Magen David Adom workers wearing protective clothing with a patient outside the coronavirus unit at the Ziv Medical Center in the northern city of Safed on February 4, 2021. (David Cohen/Flash90)

Deputy director-general of the Health Ministry Itamar Grotto told the Kan public broadcaster that although a large number of people have been vaccinated, there needed to be a better response to the vaccine drive and noted that there are still elderly people who have not been vaccinated.

Among those who are considered at low risk if infected, there were just 18,000 vaccinated in a day, he said, and “that is too little.”

Israel’s inoculation program, which began at the end of December, started with the elderly, health workers, and at-risk groups but last week it was opened up to all those 16 and over.

The health ministry figures showed that so far 3,480,598 people have had the first dose of the two-shot Pfizer/BioNTech vaccine Israel is using, including 2,081,998 who have had the second injection. Over a third of the population have had the first shot and over a fifth have completed inoculation.

Israelis receive a COVID-19 vaccine, at a sports hall turned into a Clalit Health vaccination center in Hod Hasharon, February 02, 2021. (Miriam Alster/Flash90)

On Sunday 53,345 got their first shot and another 65,261 got the second. However, the day’s total of 118,606 is far lower than the over 200,000 injections a day seen delivered in the past.

Israel’s third nationwide lockdown to curb the spread of COVID-19 was eased on Sunday at 7 a.m. after over a month, as the country continued to grapple with thousands of daily new cases.

Restrictions on travel inside the country and businesses that do not serve the public were removed, and businesses with individual interactions, like hairdressers and cosmeticians, were allowed to open, among other steps.

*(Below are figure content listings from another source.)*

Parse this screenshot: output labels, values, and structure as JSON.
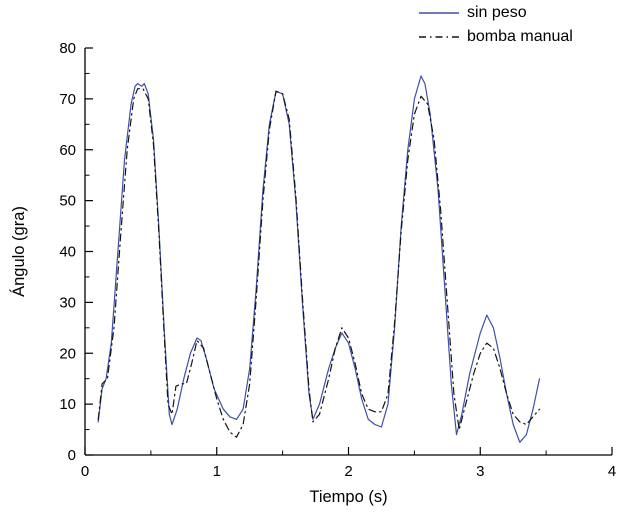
{
  "chart_data": {
    "type": "line",
    "title": "",
    "xlabel": "Tiempo (s)",
    "ylabel": "Ángulo (gra)",
    "xlim": [
      0,
      4
    ],
    "ylim": [
      0,
      80
    ],
    "xticks": [
      0,
      1,
      2,
      3,
      4
    ],
    "yticks": [
      0,
      10,
      20,
      30,
      40,
      50,
      60,
      70,
      80
    ],
    "x_minor_step": 0.5,
    "y_minor_step": 5,
    "grid": false,
    "legend_position": "top-right",
    "axis_color": "#000000",
    "series": [
      {
        "name": "sin peso",
        "color": "#3e4fa8",
        "style": "solid",
        "dash": "",
        "width": 1.2,
        "points": [
          [
            0.1,
            6.5
          ],
          [
            0.13,
            13
          ],
          [
            0.16,
            15
          ],
          [
            0.2,
            22
          ],
          [
            0.25,
            40
          ],
          [
            0.3,
            58
          ],
          [
            0.35,
            69
          ],
          [
            0.38,
            72.5
          ],
          [
            0.4,
            73
          ],
          [
            0.43,
            72.5
          ],
          [
            0.45,
            73
          ],
          [
            0.48,
            71
          ],
          [
            0.52,
            62
          ],
          [
            0.56,
            45
          ],
          [
            0.6,
            25
          ],
          [
            0.64,
            8
          ],
          [
            0.66,
            6
          ],
          [
            0.7,
            9
          ],
          [
            0.75,
            15
          ],
          [
            0.8,
            20
          ],
          [
            0.85,
            23
          ],
          [
            0.88,
            22.5
          ],
          [
            0.92,
            19
          ],
          [
            0.98,
            13
          ],
          [
            1.05,
            9
          ],
          [
            1.1,
            7.5
          ],
          [
            1.15,
            7
          ],
          [
            1.2,
            9
          ],
          [
            1.25,
            17
          ],
          [
            1.3,
            33
          ],
          [
            1.35,
            52
          ],
          [
            1.4,
            65
          ],
          [
            1.45,
            71.5
          ],
          [
            1.5,
            71
          ],
          [
            1.55,
            65
          ],
          [
            1.6,
            50
          ],
          [
            1.65,
            30
          ],
          [
            1.7,
            12
          ],
          [
            1.73,
            7
          ],
          [
            1.78,
            10
          ],
          [
            1.85,
            17
          ],
          [
            1.9,
            21
          ],
          [
            1.95,
            24
          ],
          [
            2.0,
            22
          ],
          [
            2.05,
            17
          ],
          [
            2.1,
            11
          ],
          [
            2.15,
            7
          ],
          [
            2.2,
            6
          ],
          [
            2.25,
            5.5
          ],
          [
            2.3,
            10
          ],
          [
            2.35,
            25
          ],
          [
            2.4,
            45
          ],
          [
            2.45,
            60
          ],
          [
            2.5,
            70
          ],
          [
            2.55,
            74.5
          ],
          [
            2.58,
            73
          ],
          [
            2.62,
            67
          ],
          [
            2.68,
            52
          ],
          [
            2.73,
            33
          ],
          [
            2.78,
            14
          ],
          [
            2.82,
            4
          ],
          [
            2.86,
            8
          ],
          [
            2.92,
            16
          ],
          [
            3.0,
            24
          ],
          [
            3.05,
            27.5
          ],
          [
            3.1,
            25
          ],
          [
            3.15,
            19
          ],
          [
            3.2,
            12
          ],
          [
            3.25,
            6
          ],
          [
            3.3,
            2.5
          ],
          [
            3.35,
            4
          ],
          [
            3.4,
            9
          ],
          [
            3.45,
            15
          ]
        ]
      },
      {
        "name": "bomba manual",
        "color": "#141414",
        "style": "dash-dot",
        "dash": "7 4 1.5 4",
        "width": 1.2,
        "points": [
          [
            0.1,
            7
          ],
          [
            0.13,
            14
          ],
          [
            0.17,
            15
          ],
          [
            0.22,
            25
          ],
          [
            0.27,
            43
          ],
          [
            0.32,
            60
          ],
          [
            0.37,
            70
          ],
          [
            0.4,
            72
          ],
          [
            0.44,
            72
          ],
          [
            0.48,
            70
          ],
          [
            0.52,
            61
          ],
          [
            0.56,
            44
          ],
          [
            0.6,
            24
          ],
          [
            0.63,
            10
          ],
          [
            0.66,
            8
          ],
          [
            0.69,
            13.5
          ],
          [
            0.73,
            14
          ],
          [
            0.77,
            14
          ],
          [
            0.81,
            18
          ],
          [
            0.85,
            22.5
          ],
          [
            0.9,
            21
          ],
          [
            0.95,
            16
          ],
          [
            1.0,
            11
          ],
          [
            1.05,
            7
          ],
          [
            1.1,
            4.5
          ],
          [
            1.15,
            3.5
          ],
          [
            1.2,
            6
          ],
          [
            1.25,
            14
          ],
          [
            1.3,
            31
          ],
          [
            1.35,
            50
          ],
          [
            1.4,
            64
          ],
          [
            1.45,
            71.5
          ],
          [
            1.5,
            71
          ],
          [
            1.55,
            66
          ],
          [
            1.6,
            51
          ],
          [
            1.65,
            31
          ],
          [
            1.7,
            13
          ],
          [
            1.73,
            6.5
          ],
          [
            1.78,
            8
          ],
          [
            1.85,
            15
          ],
          [
            1.9,
            21
          ],
          [
            1.95,
            25
          ],
          [
            2.0,
            23
          ],
          [
            2.05,
            18
          ],
          [
            2.1,
            12
          ],
          [
            2.15,
            9
          ],
          [
            2.2,
            8.5
          ],
          [
            2.25,
            8.5
          ],
          [
            2.3,
            12
          ],
          [
            2.35,
            26
          ],
          [
            2.4,
            44
          ],
          [
            2.45,
            58
          ],
          [
            2.5,
            67
          ],
          [
            2.55,
            70.5
          ],
          [
            2.6,
            69
          ],
          [
            2.65,
            62
          ],
          [
            2.7,
            48
          ],
          [
            2.75,
            30
          ],
          [
            2.8,
            12
          ],
          [
            2.84,
            5
          ],
          [
            2.88,
            9
          ],
          [
            2.95,
            16
          ],
          [
            3.0,
            20
          ],
          [
            3.05,
            22
          ],
          [
            3.1,
            21
          ],
          [
            3.15,
            17
          ],
          [
            3.2,
            12
          ],
          [
            3.25,
            8
          ],
          [
            3.3,
            6.5
          ],
          [
            3.35,
            6
          ],
          [
            3.4,
            7.5
          ],
          [
            3.45,
            9
          ]
        ]
      }
    ]
  }
}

But many businesses and shops remained shuttered, as did schools and preschools.

At the Sunday cabinet meeting, Prime Minister Benjamin Netanyahu and Health Ministry officials issued dire warnings of the potentially devastating consequences of reopening schools with coronavirus morbidity remaining high, and variants of the virus hitting children harder than previous strains.

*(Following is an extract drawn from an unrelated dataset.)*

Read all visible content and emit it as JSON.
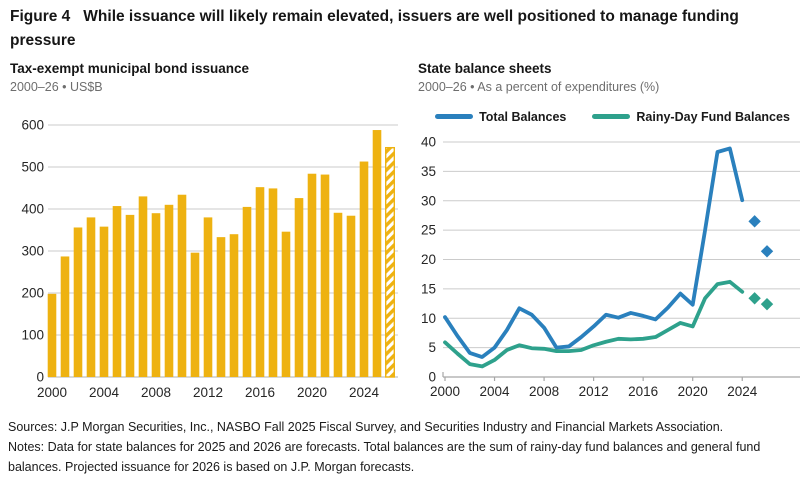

A hairdresser wearing a face mask does hair extensions to a customer at a hair salon in Tel Aviv as Israel exits a third lockdown due to the COVID-19 coronavirus pandemic, on February 7, 2021. (Miriam Alster/Flash90)

Ministers had been reviewing a proposal to allow kindergartens and grades 1-4 and 11-12 to reopen only in “green” and “yellow” cities according to the “traffic light” system, which grades municipalities based on infection rates. For cities deemed “orange” and “red,” studies would only be allowed to take place in the open air, with classes split into two groups attending on alternate days.

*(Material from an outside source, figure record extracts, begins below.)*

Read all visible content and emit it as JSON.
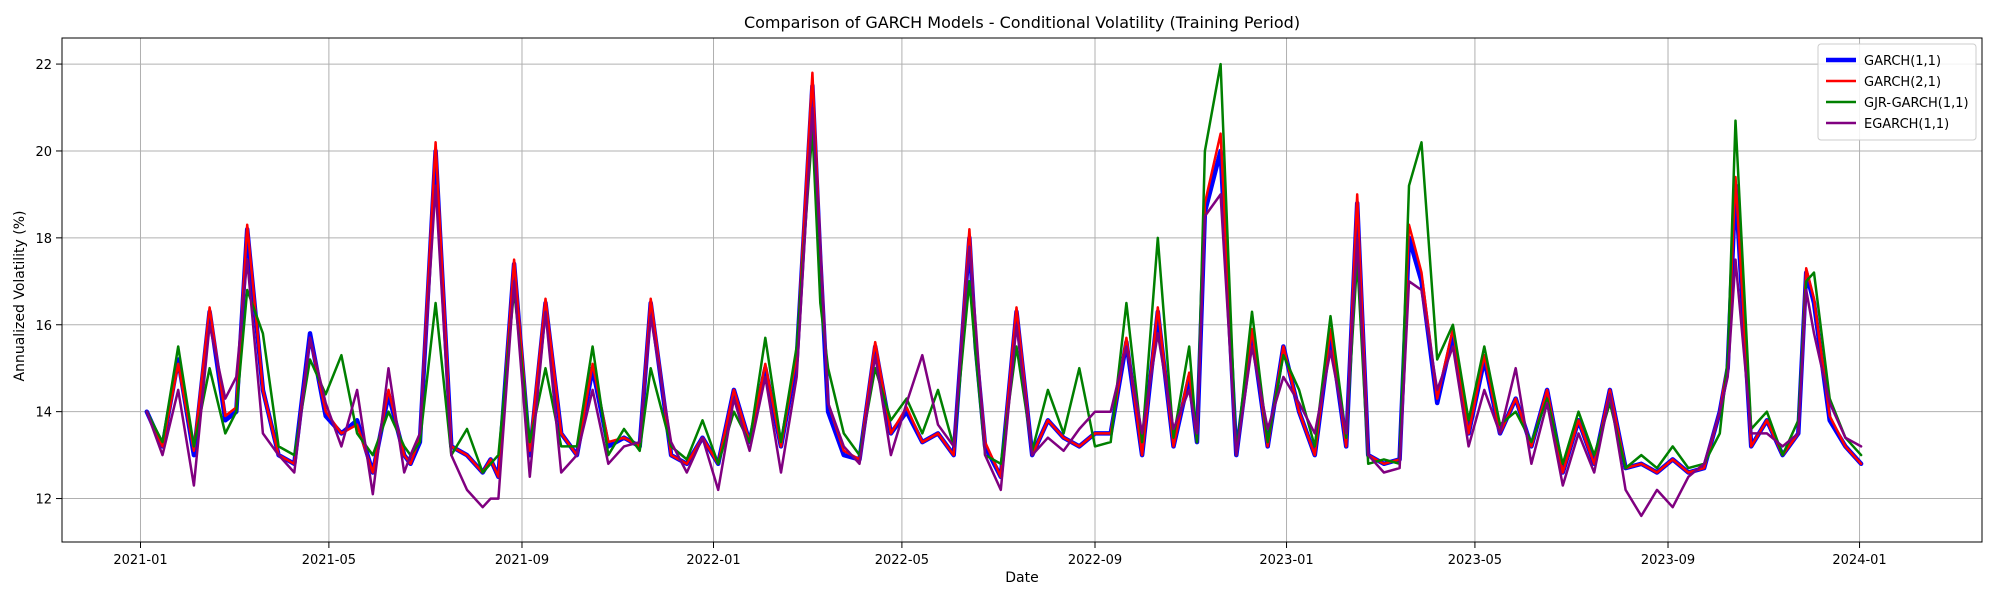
{
  "chart_data": {
    "type": "line",
    "title": "Comparison of GARCH Models - Conditional Volatility (Training Period)",
    "xlabel": "Date",
    "ylabel": "Annualized Volatility (%)",
    "x_axis": {
      "scale": "date",
      "range": [
        "2020-11-12",
        "2024-03-19"
      ],
      "ticks": [
        "2021-01",
        "2021-05",
        "2021-09",
        "2022-01",
        "2022-05",
        "2022-09",
        "2023-01",
        "2023-05",
        "2023-09",
        "2024-01"
      ],
      "tick_dates": [
        "2021-01-01",
        "2021-05-01",
        "2021-09-01",
        "2022-01-01",
        "2022-05-01",
        "2022-09-01",
        "2023-01-01",
        "2023-05-01",
        "2023-09-01",
        "2024-01-01"
      ]
    },
    "y_axis": {
      "range": [
        11.0,
        22.6
      ],
      "ticks": [
        12,
        14,
        16,
        18,
        20,
        22
      ]
    },
    "grid": true,
    "legend": {
      "position": "top-right"
    },
    "x": [
      "2021-01-05",
      "2021-01-15",
      "2021-01-25",
      "2021-02-04",
      "2021-02-14",
      "2021-02-24",
      "2021-03-03",
      "2021-03-10",
      "2021-03-20",
      "2021-03-30",
      "2021-04-09",
      "2021-04-19",
      "2021-04-29",
      "2021-05-09",
      "2021-05-19",
      "2021-05-29",
      "2021-06-08",
      "2021-06-18",
      "2021-06-22",
      "2021-06-28",
      "2021-07-08",
      "2021-07-18",
      "2021-07-28",
      "2021-08-07",
      "2021-08-12",
      "2021-08-17",
      "2021-08-27",
      "2021-09-06",
      "2021-09-16",
      "2021-09-26",
      "2021-10-06",
      "2021-10-16",
      "2021-10-26",
      "2021-11-05",
      "2021-11-15",
      "2021-11-22",
      "2021-12-05",
      "2021-12-15",
      "2021-12-25",
      "2022-01-04",
      "2022-01-14",
      "2022-01-24",
      "2022-02-03",
      "2022-02-13",
      "2022-02-23",
      "2022-03-05",
      "2022-03-10",
      "2022-03-15",
      "2022-03-25",
      "2022-04-04",
      "2022-04-14",
      "2022-04-24",
      "2022-05-04",
      "2022-05-14",
      "2022-05-24",
      "2022-06-03",
      "2022-06-13",
      "2022-06-17",
      "2022-06-23",
      "2022-07-03",
      "2022-07-13",
      "2022-07-23",
      "2022-08-02",
      "2022-08-12",
      "2022-08-22",
      "2022-09-01",
      "2022-09-11",
      "2022-09-21",
      "2022-10-01",
      "2022-10-11",
      "2022-10-21",
      "2022-10-31",
      "2022-11-05",
      "2022-11-10",
      "2022-11-20",
      "2022-11-30",
      "2022-12-10",
      "2022-12-20",
      "2022-12-30",
      "2023-01-09",
      "2023-01-19",
      "2023-01-29",
      "2023-02-08",
      "2023-02-15",
      "2023-02-22",
      "2023-03-04",
      "2023-03-14",
      "2023-03-20",
      "2023-03-28",
      "2023-04-07",
      "2023-04-17",
      "2023-04-27",
      "2023-05-07",
      "2023-05-17",
      "2023-05-27",
      "2023-06-06",
      "2023-06-16",
      "2023-06-26",
      "2023-07-06",
      "2023-07-16",
      "2023-07-26",
      "2023-08-05",
      "2023-08-15",
      "2023-08-25",
      "2023-09-04",
      "2023-09-14",
      "2023-09-24",
      "2023-10-04",
      "2023-10-09",
      "2023-10-14",
      "2023-10-24",
      "2023-11-03",
      "2023-11-13",
      "2023-11-23",
      "2023-11-28",
      "2023-12-03",
      "2023-12-13",
      "2023-12-23",
      "2024-01-02"
    ],
    "series": [
      {
        "name": "GARCH(1,1)",
        "color": "#0000ff",
        "width": 4.5,
        "values": [
          14.0,
          13.2,
          15.2,
          13.0,
          16.3,
          13.8,
          14.0,
          18.2,
          14.5,
          13.0,
          12.8,
          15.8,
          13.9,
          13.5,
          13.8,
          12.6,
          14.4,
          13.0,
          12.8,
          13.3,
          20.0,
          13.2,
          13.0,
          12.6,
          12.9,
          12.5,
          17.4,
          13.0,
          16.5,
          13.5,
          13.0,
          15.0,
          13.2,
          13.4,
          13.2,
          16.5,
          13.0,
          12.8,
          13.4,
          12.8,
          14.5,
          13.3,
          15.0,
          13.2,
          15.2,
          21.5,
          17.5,
          14.0,
          13.0,
          12.9,
          15.5,
          13.5,
          14.0,
          13.3,
          13.5,
          13.0,
          18.0,
          15.5,
          13.2,
          12.5,
          16.3,
          13.0,
          13.8,
          13.4,
          13.2,
          13.5,
          13.5,
          15.6,
          13.0,
          16.3,
          13.2,
          14.8,
          13.3,
          18.6,
          20.0,
          13.0,
          15.8,
          13.2,
          15.5,
          14.0,
          13.0,
          15.8,
          13.2,
          18.8,
          13.0,
          12.8,
          12.9,
          18.0,
          17.0,
          14.2,
          15.8,
          13.5,
          15.2,
          13.5,
          14.3,
          13.2,
          14.5,
          12.6,
          13.8,
          12.8,
          14.5,
          12.7,
          12.8,
          12.6,
          12.9,
          12.6,
          12.7,
          14.0,
          15.0,
          19.2,
          13.2,
          13.8,
          13.0,
          13.5,
          17.2,
          16.5,
          13.8,
          13.2,
          12.8
        ]
      },
      {
        "name": "GARCH(2,1)",
        "color": "#ff0000",
        "width": 2.5,
        "values": [
          14.0,
          13.2,
          15.1,
          13.1,
          16.4,
          13.9,
          14.1,
          18.3,
          14.5,
          13.0,
          12.8,
          15.7,
          14.0,
          13.5,
          13.7,
          12.6,
          14.5,
          13.0,
          12.8,
          13.4,
          20.2,
          13.2,
          13.0,
          12.6,
          12.9,
          12.5,
          17.5,
          13.1,
          16.6,
          13.5,
          13.0,
          15.1,
          13.3,
          13.4,
          13.2,
          16.6,
          13.0,
          12.8,
          13.4,
          12.8,
          14.5,
          13.3,
          15.1,
          13.2,
          15.3,
          21.8,
          17.8,
          14.2,
          13.1,
          12.9,
          15.6,
          13.5,
          14.1,
          13.3,
          13.5,
          13.0,
          18.2,
          15.7,
          13.3,
          12.5,
          16.4,
          13.0,
          13.8,
          13.4,
          13.2,
          13.5,
          13.5,
          15.7,
          13.0,
          16.4,
          13.2,
          14.9,
          13.3,
          18.8,
          20.4,
          13.0,
          15.9,
          13.2,
          15.5,
          14.0,
          13.0,
          15.9,
          13.2,
          19.0,
          13.0,
          12.8,
          12.9,
          18.3,
          17.2,
          14.3,
          15.9,
          13.5,
          15.3,
          13.5,
          14.3,
          13.2,
          14.5,
          12.6,
          13.8,
          12.8,
          14.5,
          12.7,
          12.8,
          12.6,
          12.9,
          12.6,
          12.7,
          14.0,
          15.1,
          19.4,
          13.2,
          13.8,
          13.0,
          13.5,
          17.3,
          16.6,
          13.9,
          13.2,
          12.8
        ]
      },
      {
        "name": "GJR-GARCH(1,1)",
        "color": "#008000",
        "width": 2.5,
        "values": [
          14.0,
          13.3,
          15.5,
          13.2,
          15.0,
          13.5,
          14.0,
          16.8,
          15.8,
          13.2,
          13.0,
          15.2,
          14.4,
          15.3,
          13.5,
          13.0,
          14.0,
          13.2,
          13.0,
          13.3,
          16.5,
          13.0,
          13.6,
          12.6,
          12.8,
          13.0,
          16.8,
          13.3,
          15.0,
          13.2,
          13.2,
          15.5,
          13.0,
          13.6,
          13.1,
          15.0,
          13.2,
          12.9,
          13.8,
          12.8,
          14.0,
          13.3,
          15.7,
          13.3,
          15.5,
          20.5,
          16.5,
          15.0,
          13.5,
          13.0,
          15.0,
          13.8,
          14.3,
          13.5,
          14.5,
          13.2,
          17.0,
          15.3,
          13.0,
          12.8,
          15.5,
          13.1,
          14.5,
          13.5,
          15.0,
          13.2,
          13.3,
          16.5,
          13.3,
          18.0,
          13.4,
          15.5,
          13.3,
          20.0,
          22.0,
          13.0,
          16.3,
          13.3,
          15.3,
          14.5,
          13.2,
          16.2,
          13.4,
          17.5,
          12.8,
          12.9,
          12.8,
          19.2,
          20.2,
          15.2,
          16.0,
          13.8,
          15.5,
          13.7,
          14.0,
          13.3,
          14.3,
          12.8,
          14.0,
          13.0,
          14.2,
          12.7,
          13.0,
          12.7,
          13.2,
          12.7,
          12.8,
          13.5,
          15.2,
          20.7,
          13.6,
          14.0,
          13.0,
          13.8,
          17.0,
          17.2,
          14.3,
          13.4,
          13.0
        ]
      },
      {
        "name": "EGARCH(1,1)",
        "color": "#800080",
        "width": 2.5,
        "values": [
          14.0,
          13.0,
          14.5,
          12.3,
          16.0,
          14.3,
          14.8,
          17.5,
          13.5,
          13.0,
          12.6,
          15.7,
          14.2,
          13.2,
          14.5,
          12.1,
          15.0,
          12.6,
          13.0,
          13.5,
          19.2,
          13.0,
          12.2,
          11.8,
          12.0,
          12.0,
          17.0,
          12.5,
          16.3,
          12.6,
          13.0,
          14.5,
          12.8,
          13.2,
          13.3,
          16.2,
          13.3,
          12.6,
          13.4,
          12.2,
          14.3,
          13.1,
          14.8,
          12.6,
          14.8,
          21.0,
          17.8,
          14.2,
          13.2,
          12.8,
          15.3,
          13.0,
          14.2,
          15.3,
          13.7,
          13.2,
          17.8,
          16.0,
          13.0,
          12.2,
          16.0,
          13.0,
          13.4,
          13.1,
          13.6,
          14.0,
          14.0,
          15.5,
          13.5,
          15.8,
          13.6,
          14.5,
          13.5,
          18.5,
          19.0,
          13.0,
          15.5,
          13.6,
          14.8,
          14.2,
          13.5,
          15.4,
          13.5,
          18.0,
          13.0,
          12.6,
          12.7,
          17.0,
          16.8,
          14.5,
          15.5,
          13.2,
          14.5,
          13.5,
          15.0,
          12.8,
          14.2,
          12.3,
          13.5,
          12.6,
          14.4,
          12.2,
          11.6,
          12.2,
          11.8,
          12.5,
          12.8,
          14.0,
          14.8,
          17.5,
          13.5,
          13.5,
          13.2,
          13.5,
          16.8,
          15.8,
          14.2,
          13.4,
          13.2
        ]
      }
    ]
  }
}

Though the government plan is aimed at the city and town level, Tel Aviv and Jerusalem municipalities are readying to apply the format to individual neighborhoods based on their infection rates, Haaretz reported Monday.

The plan was reportedly approved by the Health Ministry last week and will enable areas with low infection to have preschools, grades 1-4, and grades 11-12 fully reopen. For neighborhoods where there is a high infection rate, there will be partial in-person classes, with small groups of students gathering outdoors.

However, there are currently hardly any neighborhoods that qualify as “yellow” or “green” — meaning low-infection — in the capital.